Sales Territories in the Internet Age

Territories work by helping people focus, collaborate, and learn to become experts.

That’s the main reason to use territories.


Just 20 years ago being a sales rep for a factory meant a thermos of coffee, a map and a lot of driving. Today it means sending emails, coordinating marketing efforts, sending and receiving floorplans in ‘jpg’ or ‘pdf’ formats, preparing online quotes and using Google to do research.

Many successful sales reps even have territories within other sales reps’ territories as some factories have a commercial sales force that focus its efforts on large projects and developers while other sales reps focus on new home builders within their assigned territories.

Designing successful sales territories is not easy. Sales Managers have been trying to design acceptable territories particularly since the dawn of time.

Coming up a with good territory plan sucks.
  • They will never be perfectly fair.  (Well, life won’t either.)
  • Territories can be a huge pain to design fairly and can be contentious.
  • Once they’re up, they can be a LOT of work (with more contention) to manage and change, and it gets exponentially harder as you get bigger.
  • It’s harder for sales reps to benefit from any close relationships outside their territory.
  • Territories give pessimistic salespeople an excuse to complain about.
  • There can be some awkward client handoffs, such as when a salesperson – after talking with a prospect for a half-hour – finds out the location of the decision-making office is outside their territory, and they need to transition the prospect to someone else.
  • And so on and so on.

But there are things worse than not having territories.
  • Not having some clear cut way for your sales teams to divide and conquer your markets.
  • Things run amuck
  • Sales reps have less focus, less emotional ownership and more infighting. 

By giving sales reps their own “patch” of turf the factory gives the rep more emotional ownership over “their part” of the business.

In days past the Sales Manager would look at the map and try to figure out how to split up sales territories, how to decide which salesperson to send to drive all up and down the highways and which one gets to just drive a few miles around the neighborhood.

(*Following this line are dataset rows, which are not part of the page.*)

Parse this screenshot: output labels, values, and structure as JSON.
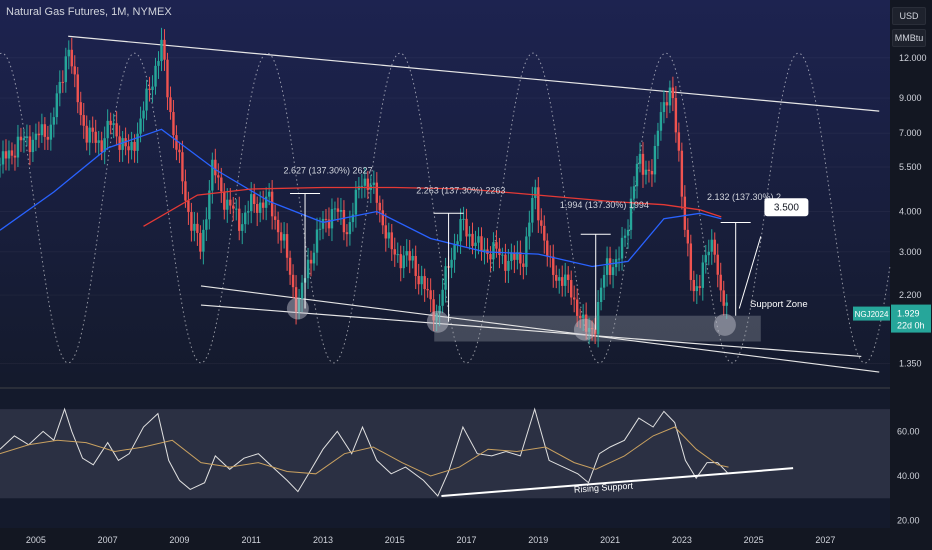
{
  "title": "Natural Gas Futures, 1M, NYMEX",
  "currency": "USD",
  "unit": "MMBtu",
  "price_tag": {
    "symbol": "NGJ2024",
    "price": "1.929",
    "countdown": "22d 0h"
  },
  "callout": "3.500",
  "annotations": {
    "a1": "2.627 (137.30%) 2627",
    "a2": "2.263 (137.30%) 2263",
    "a3": "1.994 (137.30%) 1994",
    "a4": "2.132 (137.30%) 2",
    "support_zone": "Support Zone",
    "rising_support": "Rising Support"
  },
  "colors": {
    "background": "#131a2e",
    "bull": "#26a69a",
    "bear": "#ef5350",
    "ma_blue": "#2962ff",
    "ma_red": "#e53935",
    "rsi": "#e0e0e0",
    "rsi_ma": "#c8a060",
    "lines": "#e6e6e6",
    "zone": "#9aa0aa"
  },
  "chart_data": [
    {
      "type": "candlestick",
      "title": "Natural Gas Futures, 1M, NYMEX",
      "scale": "log",
      "ylim": [
        1.2,
        15.5
      ],
      "y_ticks": [
        "12.000",
        "9.000",
        "7.000",
        "5.500",
        "4.000",
        "3.000",
        "2.200",
        "1.350"
      ],
      "y_tick_values": [
        12,
        9,
        7,
        5.5,
        4,
        3,
        2.2,
        1.35
      ],
      "x_ticks": [
        "2005",
        "2007",
        "2009",
        "2011",
        "2013",
        "2015",
        "2017",
        "2019",
        "2021",
        "2023",
        "2025",
        "2027"
      ],
      "xlim": [
        2004.0,
        2028.8
      ],
      "anchors": [
        [
          2004.0,
          5.6
        ],
        [
          2004.5,
          6.5
        ],
        [
          2005.0,
          6.8
        ],
        [
          2005.4,
          7.2
        ],
        [
          2005.7,
          10.0
        ],
        [
          2005.9,
          13.5
        ],
        [
          2006.1,
          9.5
        ],
        [
          2006.4,
          7.0
        ],
        [
          2006.8,
          6.5
        ],
        [
          2007.1,
          7.5
        ],
        [
          2007.6,
          6.0
        ],
        [
          2007.9,
          7.5
        ],
        [
          2008.2,
          10.0
        ],
        [
          2008.5,
          13.0
        ],
        [
          2008.8,
          7.5
        ],
        [
          2009.2,
          4.2
        ],
        [
          2009.6,
          3.0
        ],
        [
          2009.9,
          5.5
        ],
        [
          2010.3,
          4.3
        ],
        [
          2010.7,
          3.7
        ],
        [
          2011.0,
          4.2
        ],
        [
          2011.5,
          4.3
        ],
        [
          2011.9,
          3.2
        ],
        [
          2012.3,
          2.0
        ],
        [
          2012.6,
          2.8
        ],
        [
          2012.9,
          3.5
        ],
        [
          2013.3,
          4.1
        ],
        [
          2013.7,
          3.5
        ],
        [
          2014.1,
          5.2
        ],
        [
          2014.5,
          4.4
        ],
        [
          2014.9,
          3.0
        ],
        [
          2015.5,
          2.8
        ],
        [
          2015.9,
          2.2
        ],
        [
          2016.2,
          1.9
        ],
        [
          2016.5,
          2.8
        ],
        [
          2016.9,
          3.7
        ],
        [
          2017.3,
          3.1
        ],
        [
          2017.8,
          3.0
        ],
        [
          2018.2,
          2.8
        ],
        [
          2018.6,
          2.9
        ],
        [
          2018.9,
          4.7
        ],
        [
          2019.3,
          2.7
        ],
        [
          2019.9,
          2.3
        ],
        [
          2020.3,
          1.7
        ],
        [
          2020.6,
          1.8
        ],
        [
          2020.9,
          2.8
        ],
        [
          2021.2,
          2.7
        ],
        [
          2021.5,
          3.8
        ],
        [
          2021.8,
          5.8
        ],
        [
          2022.2,
          5.2
        ],
        [
          2022.4,
          8.5
        ],
        [
          2022.7,
          9.3
        ],
        [
          2022.9,
          6.5
        ],
        [
          2023.1,
          3.4
        ],
        [
          2023.3,
          2.2
        ],
        [
          2023.6,
          2.7
        ],
        [
          2023.9,
          3.3
        ],
        [
          2024.1,
          2.1
        ],
        [
          2024.3,
          1.93
        ]
      ],
      "overlays": {
        "ma_blue": [
          [
            2004.0,
            3.5
          ],
          [
            2005.5,
            4.6
          ],
          [
            2007.0,
            6.3
          ],
          [
            2008.5,
            7.2
          ],
          [
            2010.0,
            5.4
          ],
          [
            2011.5,
            4.3
          ],
          [
            2013.0,
            3.7
          ],
          [
            2014.5,
            4.0
          ],
          [
            2016.0,
            3.3
          ],
          [
            2017.5,
            3.0
          ],
          [
            2019.0,
            2.95
          ],
          [
            2020.5,
            2.7
          ],
          [
            2021.5,
            2.8
          ],
          [
            2022.5,
            3.8
          ],
          [
            2023.5,
            3.95
          ],
          [
            2024.1,
            3.8
          ]
        ],
        "ma_red": [
          [
            2008.0,
            3.6
          ],
          [
            2009.5,
            4.5
          ],
          [
            2011.0,
            4.7
          ],
          [
            2013.0,
            4.75
          ],
          [
            2015.0,
            4.75
          ],
          [
            2017.0,
            4.7
          ],
          [
            2019.0,
            4.5
          ],
          [
            2021.0,
            4.3
          ],
          [
            2022.5,
            4.2
          ],
          [
            2023.5,
            4.05
          ],
          [
            2024.1,
            3.85
          ]
        ],
        "channel_upper": [
          [
            2005.9,
            14.0
          ],
          [
            2028.5,
            8.2
          ]
        ],
        "channel_lower": [
          [
            2009.6,
            2.35
          ],
          [
            2028.5,
            1.27
          ]
        ],
        "channel_mid": [
          [
            2009.6,
            2.05
          ],
          [
            2028.0,
            1.42
          ]
        ],
        "support_zone": {
          "x": [
            2016.1,
            2025.2
          ],
          "y": [
            1.58,
            1.9
          ]
        }
      }
    },
    {
      "type": "line",
      "name": "RSI",
      "ylim": [
        18,
        75
      ],
      "y_ticks": [
        "60.00",
        "40.00",
        "20.00"
      ],
      "y_tick_values": [
        60,
        40,
        20
      ],
      "band": [
        30,
        70
      ],
      "xlim": [
        2004.0,
        2028.8
      ],
      "rsi": [
        [
          2004.0,
          52
        ],
        [
          2004.4,
          58
        ],
        [
          2004.8,
          54
        ],
        [
          2005.2,
          60
        ],
        [
          2005.5,
          56
        ],
        [
          2005.8,
          70
        ],
        [
          2006.0,
          60
        ],
        [
          2006.3,
          48
        ],
        [
          2006.6,
          45
        ],
        [
          2007.0,
          55
        ],
        [
          2007.3,
          47
        ],
        [
          2007.6,
          50
        ],
        [
          2008.0,
          62
        ],
        [
          2008.4,
          68
        ],
        [
          2008.7,
          47
        ],
        [
          2009.0,
          38
        ],
        [
          2009.3,
          34
        ],
        [
          2009.7,
          37
        ],
        [
          2010.0,
          49
        ],
        [
          2010.4,
          43
        ],
        [
          2010.8,
          48
        ],
        [
          2011.2,
          50
        ],
        [
          2011.6,
          44
        ],
        [
          2012.0,
          38
        ],
        [
          2012.3,
          33
        ],
        [
          2012.6,
          41
        ],
        [
          2013.0,
          52
        ],
        [
          2013.4,
          60
        ],
        [
          2013.8,
          50
        ],
        [
          2014.1,
          62
        ],
        [
          2014.5,
          47
        ],
        [
          2014.9,
          41
        ],
        [
          2015.3,
          44
        ],
        [
          2015.8,
          38
        ],
        [
          2016.2,
          31
        ],
        [
          2016.5,
          42
        ],
        [
          2016.9,
          62
        ],
        [
          2017.3,
          50
        ],
        [
          2017.7,
          49
        ],
        [
          2018.1,
          51
        ],
        [
          2018.5,
          49
        ],
        [
          2018.9,
          70
        ],
        [
          2019.3,
          47
        ],
        [
          2019.7,
          44
        ],
        [
          2020.1,
          41
        ],
        [
          2020.4,
          37
        ],
        [
          2020.7,
          50
        ],
        [
          2021.0,
          53
        ],
        [
          2021.4,
          56
        ],
        [
          2021.8,
          66
        ],
        [
          2022.2,
          62
        ],
        [
          2022.5,
          69
        ],
        [
          2022.8,
          64
        ],
        [
          2023.1,
          47
        ],
        [
          2023.4,
          39
        ],
        [
          2023.7,
          46
        ],
        [
          2024.0,
          46
        ],
        [
          2024.3,
          41
        ]
      ],
      "rsi_ma": [
        [
          2004.0,
          50
        ],
        [
          2004.8,
          54
        ],
        [
          2005.6,
          56
        ],
        [
          2006.4,
          55
        ],
        [
          2007.2,
          51
        ],
        [
          2008.0,
          53
        ],
        [
          2008.8,
          56
        ],
        [
          2009.6,
          46
        ],
        [
          2010.4,
          44
        ],
        [
          2011.2,
          46
        ],
        [
          2012.0,
          42
        ],
        [
          2012.8,
          41
        ],
        [
          2013.6,
          50
        ],
        [
          2014.4,
          53
        ],
        [
          2015.2,
          46
        ],
        [
          2016.0,
          40
        ],
        [
          2016.8,
          44
        ],
        [
          2017.6,
          52
        ],
        [
          2018.4,
          51
        ],
        [
          2019.2,
          53
        ],
        [
          2020.0,
          46
        ],
        [
          2020.6,
          43
        ],
        [
          2021.4,
          49
        ],
        [
          2022.2,
          58
        ],
        [
          2022.8,
          62
        ],
        [
          2023.4,
          52
        ],
        [
          2024.0,
          45
        ],
        [
          2024.3,
          44
        ]
      ],
      "rising_support": [
        [
          2016.3,
          31
        ],
        [
          2026.1,
          43.5
        ]
      ]
    }
  ]
}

Deciding how to divide sales territories to create the most efficient environment for your sales team is more difficult than just drawing lines on a map. The process requires a good dose of foresight needed to make sure you allow room for the company to grow.

Poorly aligned sales territories can cause low employee morale, lost clients and squandered resources. Before the Sales Manager starts carving up the map and sending the sales team out into the world, some time is needed to think about what is trying to be accomplished.

Fast forward to today. With the Internet, a new kind of map is required and entirely new types of sales reps are emerging to fill all the opportunities modular factories have today.

Here are just some of the reps needed today.
  • New Home Builder Sales Rep
  • Builder Prospector
  • Commercial Prospector
  • Commercial/Developer Sales Rep
  • Special Project Prospector (Tiny Houses, Med Cottages, Man Camps, etc)
  • Specialty Sales Rep

The only one of these that needs a very specific territory is the New Home Builder Sales Rep. The Prospectors can have the entire map while the Commercial and Specialty Sales Reps will see their territories adjusted as their sales increase to the point that they can no longer handle the entire map.

None of these reps or prospectors have to pound on doors any longer. They can sell, answer questions, quote homes and projects and prospect all from their desk, either at the factory or from their home.

Getting in the car and driving just to shake hands is a thing of the past. The Prospectors will however be in their cars a lot more than the Sales Reps. They will be visiting prospective clients that have been qualified and vetted online.

If there was ever a place where Millennials can shine brightly, it would be as a factory Prospector. They would flourish in that position.

If your factory hasn’t adjusted the way it uses its sales force in the last 20 years, you may want to begin looking at what you could be missing.